X Quinientos (Juan Andrés Arango, Canada/Colombia/ Mexico) — Contemporary World Cinema
By Adam Nayman
The sinister shadow of Iñárritu hangs over Juan Andrés Arango’s tripartite character study, which doesn’t explicitly interconnect its stories Babel-style but nevertheless seems similarly intended as a commentary on universal issues of displacement and alienation (sans international movie stars, of course; this is a Canadian co-production after all).
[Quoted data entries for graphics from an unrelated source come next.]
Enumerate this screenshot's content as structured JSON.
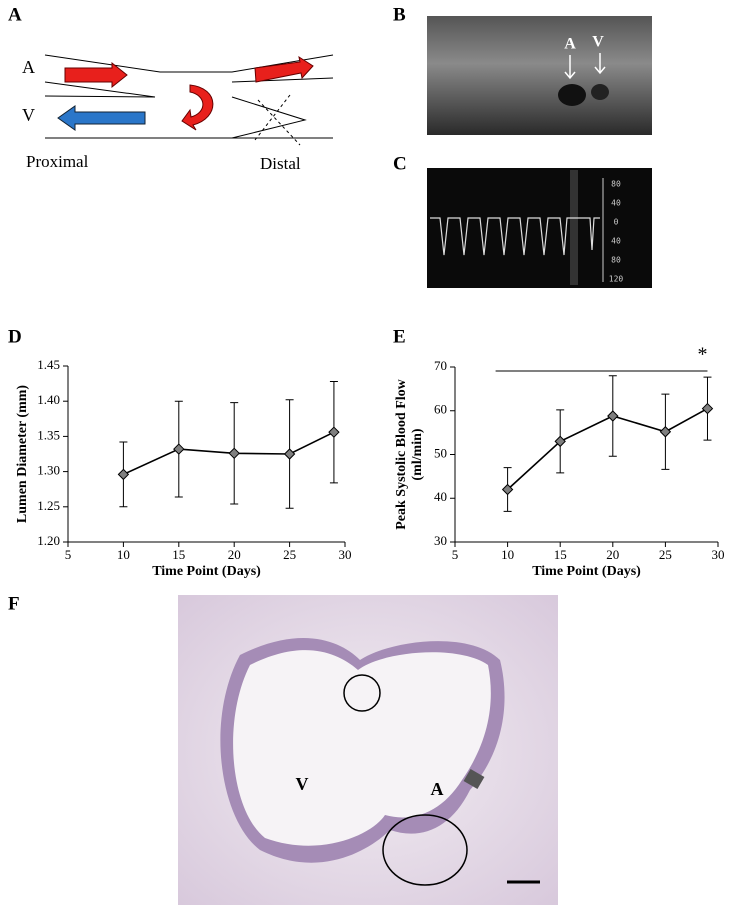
{
  "panels": [
    "A",
    "B",
    "C",
    "D",
    "E",
    "F"
  ],
  "diagram": {
    "labels": [
      "A",
      "V",
      "Proximal",
      "Distal"
    ]
  },
  "ultrasound": {
    "labels": [
      "A",
      "V"
    ]
  },
  "doppler": {
    "scale": [
      "80",
      "40",
      "0",
      "40",
      "80",
      "120"
    ]
  },
  "histology": {
    "labels": [
      "V",
      "A"
    ]
  },
  "chart_data": [
    {
      "type": "line",
      "xlabel": "Time Point (Days)",
      "ylabel": [
        "Lumen Diameter  (mm)"
      ],
      "x": [
        10,
        15,
        20,
        25,
        29
      ],
      "series": [
        {
          "color": "#7f7f7f",
          "values": [
            1.296,
            1.332,
            1.326,
            1.325,
            1.356
          ],
          "errors": [
            0.046,
            0.068,
            0.072,
            0.077,
            0.072
          ]
        }
      ],
      "xlim": [
        5,
        30
      ],
      "xticks": [
        5,
        10,
        15,
        20,
        25,
        30
      ],
      "ylim": [
        1.2,
        1.45
      ],
      "yticks": [
        {
          "value": 1.2,
          "label": "1.20"
        },
        1.25,
        {
          "value": 1.3,
          "label": "1.30"
        },
        1.35,
        {
          "value": 1.4,
          "label": "1.40"
        },
        1.45
      ],
      "grid": false
    },
    {
      "type": "line",
      "xlabel": "Time Point (Days)",
      "ylabel": [
        "Peak Systolic Blood Flow",
        "(ml/min)"
      ],
      "x": [
        10,
        15,
        20,
        25,
        29
      ],
      "series": [
        {
          "color": "#7f7f7f",
          "values": [
            42,
            53,
            58.8,
            55.2,
            60.5
          ],
          "errors": [
            5,
            7.2,
            9.2,
            8.6,
            7.2
          ]
        }
      ],
      "xlim": [
        5,
        30
      ],
      "xticks": [
        5,
        10,
        15,
        20,
        25,
        30
      ],
      "ylim": [
        30,
        70
      ],
      "yticks": [
        30,
        40,
        50,
        60,
        70
      ],
      "annotation": "*",
      "grid": false
    }
  ]
}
As such, it’s pretty heavy-handed stuff, introducing a trio of young characters nursing abandonment issues—a Mexican labourer (Bernardo Garnica Cruz), a Colombian fisherman (Jonathan Diaz Angulo), and a Filipino student relocated from Manila to Montreal (Jembie Almazan)—and forcing them into narratives entirely defined by violent contrivance. It’s a fine line between depicting poverty and socioeconomic inequality and exoticizing and/or exploiting it for a North American audience, and Arango’s film ticks off a slew of transnational art-house tropes: strobe-lit forays into nightclubs; pandering scenes of faux-austere violence; bobbing, quasi-Dardenne handheld shots from behind people’s heads; telegraphed moments of redemption at the end of downward-trending character arcs. The actors work their respective ways through the wringer of the script with aplomb—Almazan is excellent as a young woman mysteriously driven to rebel on subcultural terms that are clearly not her own—and Nicolas Canniccioni’s cinematography gleams and glints expressively. But X Quinientos is finally so schematic that its craftsmanship comes to feel like an airless enclosure for notions about loneliness and belonging that could really have used some breathing room.